On 15 July 1974 the Greek military junta organized a coup against Archbishop Makarios, who escaped to England. The coup and the constitutional provisions for the guarantor powers, provided Turkey the opportunity to invade Cyprus. On 20 July 1974, alleging they were coming in peace to protect the Turkish Cypriots and restore the constitutional order, 40,000 Turkish troops landed on the island assisted by Turkish air and naval forces. This maneuver violated the Charter of the United Nations, the fundamental human rights of thousands of Greek Cypriots, and all principles governing international relations. Three days later the coup was overthrown and constitutional order was reestablished.
If Turkey wanted to maintain any claim to be acting as a guarantor power, it would have withdrawn its forces on 23 July. Instead, in August it mounted a second attack against Cyprus. As a result, the Turkish Army occupied the northern third of the island, including 204 of 626 Greek Cypriot villages and 51.5 percent of the island's coasts and shores (Katsonis & Huber 1998). Thousands of people were killed or disappeared, and 200,000 people became refugees in their own country.
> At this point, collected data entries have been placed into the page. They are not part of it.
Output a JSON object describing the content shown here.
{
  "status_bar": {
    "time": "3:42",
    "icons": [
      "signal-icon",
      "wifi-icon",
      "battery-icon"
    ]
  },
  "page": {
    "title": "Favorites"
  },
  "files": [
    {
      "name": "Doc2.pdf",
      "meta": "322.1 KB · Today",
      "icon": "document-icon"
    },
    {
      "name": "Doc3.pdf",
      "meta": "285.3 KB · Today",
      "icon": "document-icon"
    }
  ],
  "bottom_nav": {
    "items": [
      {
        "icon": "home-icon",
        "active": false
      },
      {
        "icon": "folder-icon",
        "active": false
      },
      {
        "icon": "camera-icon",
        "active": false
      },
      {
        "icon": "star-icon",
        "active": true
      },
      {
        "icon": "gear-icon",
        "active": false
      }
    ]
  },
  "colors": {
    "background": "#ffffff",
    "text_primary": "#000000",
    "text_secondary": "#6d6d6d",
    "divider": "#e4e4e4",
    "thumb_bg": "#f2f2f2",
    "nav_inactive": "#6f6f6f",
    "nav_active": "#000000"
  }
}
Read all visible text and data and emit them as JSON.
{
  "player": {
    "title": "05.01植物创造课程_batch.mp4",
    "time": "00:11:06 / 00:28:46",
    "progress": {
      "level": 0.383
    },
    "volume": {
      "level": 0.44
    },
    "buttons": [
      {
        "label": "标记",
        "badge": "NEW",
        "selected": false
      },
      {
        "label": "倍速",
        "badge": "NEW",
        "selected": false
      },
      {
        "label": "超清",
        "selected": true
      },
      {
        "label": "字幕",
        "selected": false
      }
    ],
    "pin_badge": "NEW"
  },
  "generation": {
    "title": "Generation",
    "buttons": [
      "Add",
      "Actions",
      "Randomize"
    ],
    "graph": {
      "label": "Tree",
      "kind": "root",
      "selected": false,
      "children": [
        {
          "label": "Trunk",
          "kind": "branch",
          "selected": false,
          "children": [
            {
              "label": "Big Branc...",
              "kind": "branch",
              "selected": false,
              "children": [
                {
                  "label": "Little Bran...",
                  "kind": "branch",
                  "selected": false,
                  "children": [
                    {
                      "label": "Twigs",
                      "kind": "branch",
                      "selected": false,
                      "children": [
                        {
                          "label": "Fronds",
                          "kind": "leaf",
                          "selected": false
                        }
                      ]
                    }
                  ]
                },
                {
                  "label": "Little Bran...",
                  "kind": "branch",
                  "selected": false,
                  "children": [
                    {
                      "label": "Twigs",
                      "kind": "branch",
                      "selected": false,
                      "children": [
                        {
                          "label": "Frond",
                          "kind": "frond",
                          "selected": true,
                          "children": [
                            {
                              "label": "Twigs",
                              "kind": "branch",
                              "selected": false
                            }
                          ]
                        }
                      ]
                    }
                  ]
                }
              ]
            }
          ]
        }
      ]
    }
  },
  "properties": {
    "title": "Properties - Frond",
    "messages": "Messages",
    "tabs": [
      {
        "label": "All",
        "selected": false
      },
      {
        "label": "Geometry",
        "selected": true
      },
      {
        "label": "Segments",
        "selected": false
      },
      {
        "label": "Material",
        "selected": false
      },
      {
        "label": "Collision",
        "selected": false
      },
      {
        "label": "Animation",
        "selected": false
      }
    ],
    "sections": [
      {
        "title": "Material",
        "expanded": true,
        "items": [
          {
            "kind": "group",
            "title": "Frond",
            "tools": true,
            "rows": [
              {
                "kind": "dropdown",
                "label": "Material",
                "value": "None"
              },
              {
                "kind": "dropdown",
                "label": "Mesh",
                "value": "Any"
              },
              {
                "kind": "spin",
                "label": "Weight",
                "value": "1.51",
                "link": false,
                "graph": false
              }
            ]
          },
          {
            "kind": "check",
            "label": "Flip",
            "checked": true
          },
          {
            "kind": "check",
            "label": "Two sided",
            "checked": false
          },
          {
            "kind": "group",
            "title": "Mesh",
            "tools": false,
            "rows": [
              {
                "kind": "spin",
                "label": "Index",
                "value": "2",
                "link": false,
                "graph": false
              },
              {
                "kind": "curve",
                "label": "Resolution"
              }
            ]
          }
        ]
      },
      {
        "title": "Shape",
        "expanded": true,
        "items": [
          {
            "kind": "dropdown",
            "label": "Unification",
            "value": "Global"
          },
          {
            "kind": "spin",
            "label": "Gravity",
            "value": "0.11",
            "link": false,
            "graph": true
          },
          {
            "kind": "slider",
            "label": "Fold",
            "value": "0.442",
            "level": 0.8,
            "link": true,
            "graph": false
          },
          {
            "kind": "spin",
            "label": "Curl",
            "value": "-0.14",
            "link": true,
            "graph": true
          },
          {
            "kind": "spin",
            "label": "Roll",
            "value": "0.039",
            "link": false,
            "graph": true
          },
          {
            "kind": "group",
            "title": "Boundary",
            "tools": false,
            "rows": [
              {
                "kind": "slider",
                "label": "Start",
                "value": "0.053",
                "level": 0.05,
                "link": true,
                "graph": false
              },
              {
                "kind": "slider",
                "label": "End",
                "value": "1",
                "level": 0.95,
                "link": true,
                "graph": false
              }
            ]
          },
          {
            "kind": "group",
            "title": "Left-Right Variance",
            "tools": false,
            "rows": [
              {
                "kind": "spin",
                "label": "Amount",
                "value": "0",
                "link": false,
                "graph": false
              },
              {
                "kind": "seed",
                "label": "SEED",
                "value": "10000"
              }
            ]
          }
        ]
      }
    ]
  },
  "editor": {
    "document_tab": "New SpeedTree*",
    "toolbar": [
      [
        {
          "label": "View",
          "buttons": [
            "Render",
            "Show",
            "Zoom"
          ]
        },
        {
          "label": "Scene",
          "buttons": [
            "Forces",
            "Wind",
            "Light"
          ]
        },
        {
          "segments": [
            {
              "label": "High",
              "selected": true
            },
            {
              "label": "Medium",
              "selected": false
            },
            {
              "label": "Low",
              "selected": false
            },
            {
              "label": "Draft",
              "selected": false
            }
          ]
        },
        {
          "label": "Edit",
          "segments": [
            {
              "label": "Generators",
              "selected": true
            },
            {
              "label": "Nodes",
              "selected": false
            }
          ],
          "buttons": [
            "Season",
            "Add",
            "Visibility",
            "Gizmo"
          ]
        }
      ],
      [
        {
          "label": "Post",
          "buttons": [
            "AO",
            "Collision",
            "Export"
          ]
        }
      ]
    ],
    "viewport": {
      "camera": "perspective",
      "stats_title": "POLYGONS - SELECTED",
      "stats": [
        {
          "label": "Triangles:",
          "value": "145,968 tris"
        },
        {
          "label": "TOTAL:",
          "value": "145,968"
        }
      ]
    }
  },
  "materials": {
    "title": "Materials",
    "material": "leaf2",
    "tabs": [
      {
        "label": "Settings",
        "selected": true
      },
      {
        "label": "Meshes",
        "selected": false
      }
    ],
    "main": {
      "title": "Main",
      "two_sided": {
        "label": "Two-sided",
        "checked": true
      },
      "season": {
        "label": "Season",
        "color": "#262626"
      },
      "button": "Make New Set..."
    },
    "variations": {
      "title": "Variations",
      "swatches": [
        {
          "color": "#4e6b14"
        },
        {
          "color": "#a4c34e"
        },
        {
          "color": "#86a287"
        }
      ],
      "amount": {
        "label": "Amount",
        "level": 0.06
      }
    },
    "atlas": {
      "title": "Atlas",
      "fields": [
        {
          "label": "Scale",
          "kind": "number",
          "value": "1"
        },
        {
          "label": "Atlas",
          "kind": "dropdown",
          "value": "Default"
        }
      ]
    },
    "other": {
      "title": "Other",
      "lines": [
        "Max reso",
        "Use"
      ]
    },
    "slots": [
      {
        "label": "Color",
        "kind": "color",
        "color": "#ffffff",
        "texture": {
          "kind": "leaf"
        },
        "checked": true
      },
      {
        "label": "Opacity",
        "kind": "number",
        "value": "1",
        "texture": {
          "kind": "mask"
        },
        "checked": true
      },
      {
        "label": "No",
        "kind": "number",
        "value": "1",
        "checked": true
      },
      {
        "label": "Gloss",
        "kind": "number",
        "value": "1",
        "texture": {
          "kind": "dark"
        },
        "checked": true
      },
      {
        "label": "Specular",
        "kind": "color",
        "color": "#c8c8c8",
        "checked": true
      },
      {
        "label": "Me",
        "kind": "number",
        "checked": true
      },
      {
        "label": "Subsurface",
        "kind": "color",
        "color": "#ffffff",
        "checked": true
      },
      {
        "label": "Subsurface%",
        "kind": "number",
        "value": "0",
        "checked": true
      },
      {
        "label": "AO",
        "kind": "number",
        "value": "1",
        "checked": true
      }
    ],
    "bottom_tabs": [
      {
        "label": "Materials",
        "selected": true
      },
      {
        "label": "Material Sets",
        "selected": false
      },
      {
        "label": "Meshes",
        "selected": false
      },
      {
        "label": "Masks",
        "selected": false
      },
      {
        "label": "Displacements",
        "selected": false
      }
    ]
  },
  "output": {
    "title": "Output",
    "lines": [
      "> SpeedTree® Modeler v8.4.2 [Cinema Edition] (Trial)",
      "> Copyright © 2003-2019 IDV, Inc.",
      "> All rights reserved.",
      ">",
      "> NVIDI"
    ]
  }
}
A truce arranged by the United Nations (UN) mandated that the island be partitioned. Currently the Greek Cypriots occupy the southern two-thirds of the island and the Turkish Cypriots, with the aid of Turkish military and budgetary support, occupy the northern third. A United Nations peacekeeping force maintains a buffer zone between the two sectors.
The area under Turkish occupation unilaterally declared independence in 1983, fanning emotions in the south about previously owned property, family burial sites, and the loss of famous historical sites (Bradshaw 1993). The continued division and occupation of Cyprus serves as a major factor in understanding educational policy. One of the major problems that education in Cyprus continues to face is the occupation by Turkish troops of a number of primary and secondary schools (Papanastasiou 1995). The political division, rather than political pluralism, impacts every aspect of the culture, including education.